Хорхе Борхес - 25 августа 1983 года (сборник, 1983 год)
— По достижении ста лет индивидуум может презреть и любовь и дружбу. Отныне ему не грозят болезни и страх перед смертью. Он занимается одним из искусств, философией, математикой или играет в шахматы сам с собою. Если захочет — убьет себя. Человек — хозяин собственной жизни и собственной смерти.
— Это — цитата? — спросил я его.
— Разумеется. Кроме цитат, нам уже ничего не осталось. Наш язык — система цитат.
— А что скажешь о великом событии моей эпохи — полетах в пространстве? — сказал я.
— Уже много столетий, как мы отказались от подобного рода перемещений, которые, безусловно, были прекрасны. Но нам никогда не избавиться от понятий «здесь» и «сейчас».
И с улыбкой добавил:
— Кроме того, любое путешествие — это перемещение в пространстве. С планеты ли на планету или в соседний поселок.

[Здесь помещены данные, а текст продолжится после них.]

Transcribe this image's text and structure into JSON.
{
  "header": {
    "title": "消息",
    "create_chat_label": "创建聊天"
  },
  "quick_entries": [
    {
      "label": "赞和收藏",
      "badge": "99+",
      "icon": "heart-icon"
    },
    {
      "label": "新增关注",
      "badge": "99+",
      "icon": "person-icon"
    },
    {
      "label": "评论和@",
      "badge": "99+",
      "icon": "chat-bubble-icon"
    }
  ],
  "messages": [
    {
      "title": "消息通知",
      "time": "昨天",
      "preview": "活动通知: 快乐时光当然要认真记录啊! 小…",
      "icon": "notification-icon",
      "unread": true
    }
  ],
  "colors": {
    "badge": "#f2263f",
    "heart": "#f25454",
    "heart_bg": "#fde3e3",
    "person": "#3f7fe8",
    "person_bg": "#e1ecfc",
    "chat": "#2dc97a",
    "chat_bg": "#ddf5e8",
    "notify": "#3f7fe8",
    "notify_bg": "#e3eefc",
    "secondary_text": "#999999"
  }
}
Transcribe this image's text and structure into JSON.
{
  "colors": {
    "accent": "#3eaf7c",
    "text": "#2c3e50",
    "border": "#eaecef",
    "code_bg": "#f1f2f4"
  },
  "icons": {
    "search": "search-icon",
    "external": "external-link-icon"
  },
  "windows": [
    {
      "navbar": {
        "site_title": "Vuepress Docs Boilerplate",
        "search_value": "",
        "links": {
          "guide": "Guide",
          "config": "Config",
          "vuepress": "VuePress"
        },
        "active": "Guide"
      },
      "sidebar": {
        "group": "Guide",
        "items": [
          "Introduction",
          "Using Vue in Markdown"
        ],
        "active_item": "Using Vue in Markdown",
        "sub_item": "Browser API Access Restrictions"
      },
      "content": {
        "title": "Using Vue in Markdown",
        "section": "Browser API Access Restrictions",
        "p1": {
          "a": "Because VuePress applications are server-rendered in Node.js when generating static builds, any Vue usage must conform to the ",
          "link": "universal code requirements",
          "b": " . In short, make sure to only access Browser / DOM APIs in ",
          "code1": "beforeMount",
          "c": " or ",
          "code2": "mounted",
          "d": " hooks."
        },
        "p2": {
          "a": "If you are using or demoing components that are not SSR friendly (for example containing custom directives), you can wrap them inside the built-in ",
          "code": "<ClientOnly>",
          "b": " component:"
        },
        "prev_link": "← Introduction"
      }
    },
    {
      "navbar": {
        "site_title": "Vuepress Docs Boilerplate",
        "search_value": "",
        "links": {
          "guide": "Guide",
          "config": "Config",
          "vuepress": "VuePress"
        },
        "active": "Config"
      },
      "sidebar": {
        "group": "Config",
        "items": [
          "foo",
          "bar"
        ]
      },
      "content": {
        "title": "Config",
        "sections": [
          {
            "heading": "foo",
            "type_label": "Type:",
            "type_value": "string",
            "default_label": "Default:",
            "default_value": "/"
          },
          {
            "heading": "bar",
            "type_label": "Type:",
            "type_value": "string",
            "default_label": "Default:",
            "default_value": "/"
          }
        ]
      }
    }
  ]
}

Когда вы вошли в этот дом, вы завершили одно из пространственных путешествий.
— Конечно, — ответил я. — Много у нас говорилось также и о химических продуктах и вымирающих животных.
Однако мужчина повернулся ко мне спиной и смотрел сквозь стекло. Снаружи белела равнина под молчаливым снегом и под луной.
Я отважился на вопрос:
— А есть у вас музеи, библиотеки?
— Нет. Мы хотим забыть прошлое, пригодное разве что для сочинения элегий. У нас нет памятных дат, столетних юбилеев и изображений умерших. Каждый должен по своему усмотрению развивать те науки и искусства, в которых испытывает потребность.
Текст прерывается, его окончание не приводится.